Подъезд как подъезд, светлый и чистый (дом, как оказалось, еще только заселяли). Вахтерша на месте, взглянула на меня приветливо. Лифт как лифт, даже два. Доехали до пятого этажа, и мама нажала на кнопку звонка квартиры с номером 123 (номер был хороший, правда?). Дверь тут же открылась, на пороге стоял Юра, сильно выросший, повзрослевший, печальный и какой-то мягкий. Мы впервые в жизни не виделись с ним больше пяти месяцев…
Больше в квартире никого не было слышно. Ну, папа — понятно: он всегда в это время дня был на службе. Но Марфуша?!
— Фуфы нет больше с нами, — сказал брат, поняв мой немой вопрос и смягчая ответ этим моим младенческим «Фуфа».
Я смертельно побледнела, Юра поспешил исправить дело:
— Нет, она жива! Жива! Только живет теперь отдельно.
— Отдельно, но в этом же доме? — сказала я настолько очевидную глупость, что мама все-таки не выдержала:
— Марфуша еще не ответработник аппарата Совнаркома, чтобы жить в этом доме!
Я наконец дала волю слезам, и на этом церемония встречи завершилась.
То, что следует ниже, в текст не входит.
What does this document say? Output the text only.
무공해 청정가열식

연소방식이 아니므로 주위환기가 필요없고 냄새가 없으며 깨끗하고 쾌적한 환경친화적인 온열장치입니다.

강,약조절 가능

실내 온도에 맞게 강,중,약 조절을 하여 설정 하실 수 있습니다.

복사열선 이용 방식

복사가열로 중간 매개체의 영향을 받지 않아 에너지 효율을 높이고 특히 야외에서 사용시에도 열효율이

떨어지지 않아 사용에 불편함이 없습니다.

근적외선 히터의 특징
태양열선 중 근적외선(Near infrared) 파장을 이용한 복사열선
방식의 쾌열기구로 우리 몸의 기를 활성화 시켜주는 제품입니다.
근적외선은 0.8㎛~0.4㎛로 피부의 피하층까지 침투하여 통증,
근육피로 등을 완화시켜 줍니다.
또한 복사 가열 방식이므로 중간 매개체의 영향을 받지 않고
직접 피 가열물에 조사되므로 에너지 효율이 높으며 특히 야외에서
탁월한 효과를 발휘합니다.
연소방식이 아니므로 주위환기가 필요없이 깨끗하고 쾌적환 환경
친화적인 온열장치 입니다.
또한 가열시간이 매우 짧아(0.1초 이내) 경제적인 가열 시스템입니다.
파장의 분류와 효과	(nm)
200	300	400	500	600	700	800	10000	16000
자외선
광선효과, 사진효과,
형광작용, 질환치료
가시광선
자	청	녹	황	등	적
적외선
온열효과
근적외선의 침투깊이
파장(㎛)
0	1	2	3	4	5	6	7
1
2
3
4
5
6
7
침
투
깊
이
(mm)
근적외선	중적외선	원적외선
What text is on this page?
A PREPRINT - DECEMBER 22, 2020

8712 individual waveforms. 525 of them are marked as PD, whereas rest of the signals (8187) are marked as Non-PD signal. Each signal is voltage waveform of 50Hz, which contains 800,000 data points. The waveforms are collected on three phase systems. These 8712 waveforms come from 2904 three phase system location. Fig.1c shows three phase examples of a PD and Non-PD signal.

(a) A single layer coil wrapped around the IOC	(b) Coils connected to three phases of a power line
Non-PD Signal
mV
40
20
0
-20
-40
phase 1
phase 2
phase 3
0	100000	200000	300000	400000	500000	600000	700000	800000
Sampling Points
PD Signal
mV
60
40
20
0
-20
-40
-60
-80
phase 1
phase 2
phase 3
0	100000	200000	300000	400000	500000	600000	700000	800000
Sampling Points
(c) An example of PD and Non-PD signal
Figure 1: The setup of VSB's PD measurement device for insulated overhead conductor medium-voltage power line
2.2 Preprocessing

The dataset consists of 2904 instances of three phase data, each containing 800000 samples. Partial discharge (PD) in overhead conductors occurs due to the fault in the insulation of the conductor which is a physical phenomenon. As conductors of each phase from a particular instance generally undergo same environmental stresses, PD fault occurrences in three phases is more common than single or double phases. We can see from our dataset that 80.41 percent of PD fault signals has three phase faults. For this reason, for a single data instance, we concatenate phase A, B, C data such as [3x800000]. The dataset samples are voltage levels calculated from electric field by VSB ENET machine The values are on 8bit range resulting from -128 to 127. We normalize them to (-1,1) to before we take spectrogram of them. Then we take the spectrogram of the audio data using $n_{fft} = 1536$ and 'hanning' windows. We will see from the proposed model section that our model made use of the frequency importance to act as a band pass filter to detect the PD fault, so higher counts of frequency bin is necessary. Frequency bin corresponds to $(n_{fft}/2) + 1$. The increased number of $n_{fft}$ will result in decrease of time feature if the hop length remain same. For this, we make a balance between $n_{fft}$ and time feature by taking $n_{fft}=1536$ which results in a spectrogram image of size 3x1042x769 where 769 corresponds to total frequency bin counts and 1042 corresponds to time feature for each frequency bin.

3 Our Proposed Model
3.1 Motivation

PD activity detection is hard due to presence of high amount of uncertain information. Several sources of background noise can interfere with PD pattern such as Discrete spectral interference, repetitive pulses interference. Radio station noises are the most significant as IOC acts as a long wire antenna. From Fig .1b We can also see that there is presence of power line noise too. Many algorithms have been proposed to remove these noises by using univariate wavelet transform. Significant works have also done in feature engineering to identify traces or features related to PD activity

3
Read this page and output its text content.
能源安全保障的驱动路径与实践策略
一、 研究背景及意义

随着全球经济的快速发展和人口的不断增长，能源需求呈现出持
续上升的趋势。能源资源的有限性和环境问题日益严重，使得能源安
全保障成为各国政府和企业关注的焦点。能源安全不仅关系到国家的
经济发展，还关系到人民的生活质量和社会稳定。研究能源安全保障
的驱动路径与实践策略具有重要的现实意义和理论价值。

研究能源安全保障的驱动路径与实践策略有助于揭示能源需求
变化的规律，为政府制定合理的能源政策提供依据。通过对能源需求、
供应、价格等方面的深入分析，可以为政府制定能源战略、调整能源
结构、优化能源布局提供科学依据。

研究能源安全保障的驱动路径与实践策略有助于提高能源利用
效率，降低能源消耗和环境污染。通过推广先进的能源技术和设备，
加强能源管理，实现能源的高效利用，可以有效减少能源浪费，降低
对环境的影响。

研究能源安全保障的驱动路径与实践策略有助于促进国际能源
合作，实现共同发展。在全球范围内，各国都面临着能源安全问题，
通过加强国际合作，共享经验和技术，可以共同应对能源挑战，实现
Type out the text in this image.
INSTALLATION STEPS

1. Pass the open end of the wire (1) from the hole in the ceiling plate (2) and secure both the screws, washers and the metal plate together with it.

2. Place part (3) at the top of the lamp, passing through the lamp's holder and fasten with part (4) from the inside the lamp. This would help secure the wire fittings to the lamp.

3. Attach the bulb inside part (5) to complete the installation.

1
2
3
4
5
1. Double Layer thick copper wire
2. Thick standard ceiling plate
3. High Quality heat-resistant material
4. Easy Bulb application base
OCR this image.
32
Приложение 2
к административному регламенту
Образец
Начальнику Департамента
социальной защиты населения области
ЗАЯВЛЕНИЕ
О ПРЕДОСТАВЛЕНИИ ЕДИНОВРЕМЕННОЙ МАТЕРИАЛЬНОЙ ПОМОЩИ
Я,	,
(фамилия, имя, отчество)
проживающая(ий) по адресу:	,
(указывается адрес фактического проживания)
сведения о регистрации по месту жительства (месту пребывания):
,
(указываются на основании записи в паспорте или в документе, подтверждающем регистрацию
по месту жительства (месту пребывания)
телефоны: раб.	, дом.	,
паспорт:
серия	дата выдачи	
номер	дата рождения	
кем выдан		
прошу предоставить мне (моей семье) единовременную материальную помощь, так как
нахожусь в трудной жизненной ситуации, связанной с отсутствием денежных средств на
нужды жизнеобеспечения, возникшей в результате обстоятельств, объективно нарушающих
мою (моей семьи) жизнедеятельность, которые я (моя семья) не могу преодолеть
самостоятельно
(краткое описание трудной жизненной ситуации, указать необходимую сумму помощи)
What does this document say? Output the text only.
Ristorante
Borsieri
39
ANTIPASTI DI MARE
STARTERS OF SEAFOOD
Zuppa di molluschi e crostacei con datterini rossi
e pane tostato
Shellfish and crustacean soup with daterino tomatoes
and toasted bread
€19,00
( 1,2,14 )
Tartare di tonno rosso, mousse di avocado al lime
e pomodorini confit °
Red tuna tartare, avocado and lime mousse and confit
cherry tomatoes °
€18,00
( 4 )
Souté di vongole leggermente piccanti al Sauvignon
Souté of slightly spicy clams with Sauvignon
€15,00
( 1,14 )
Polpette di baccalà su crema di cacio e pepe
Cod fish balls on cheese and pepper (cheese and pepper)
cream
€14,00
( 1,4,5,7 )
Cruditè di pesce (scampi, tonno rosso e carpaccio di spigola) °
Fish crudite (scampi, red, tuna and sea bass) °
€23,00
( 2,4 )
Началось мое последнее, пятое детство. Почему последнее? Потому что я считаю, что максимальный срок детства — окончание средней школы, а среднюю школу я окончила, живя в этом самом «новом доме» (я жила там и четыре курса университета, но это уже совсем другая история), в «отдельной квартире», которую успела полюбить. А пока все еще только начиналось, еще в эту школу нужно было поступить — мама, оказывается, совершенно не имела в виду, что я вернусь в свою старую, 19-ю школу. Заодно со многим другим и другими я потеряла и эту школу, и любимую учительницу Рахиль Марковну Граеву. Иногда, когда становилось особенно грустно, мне казалось, что и она хоть чуть-чуть жалеет обо мне…
Я хочу немножко отмотать пленку назад и хоть как-то восстановить те события, что произошли без меня за эти долгие пять месяцев. Тот первый день, когда я приехала из больницы, закончился тем, что мне отвели «место» в новой квартире (еще будет время рассказать о ней) и уложили,— мне ведь предстояло лежать до пятнадцати лет. Вторую половину первого дня я, во всяком случае, лежала. К своим девяти годам я уже привыкла не просто лежать в постели, но и думать, думать… И я начала думать прямо с первого дня. Прежде всего о Марфуше.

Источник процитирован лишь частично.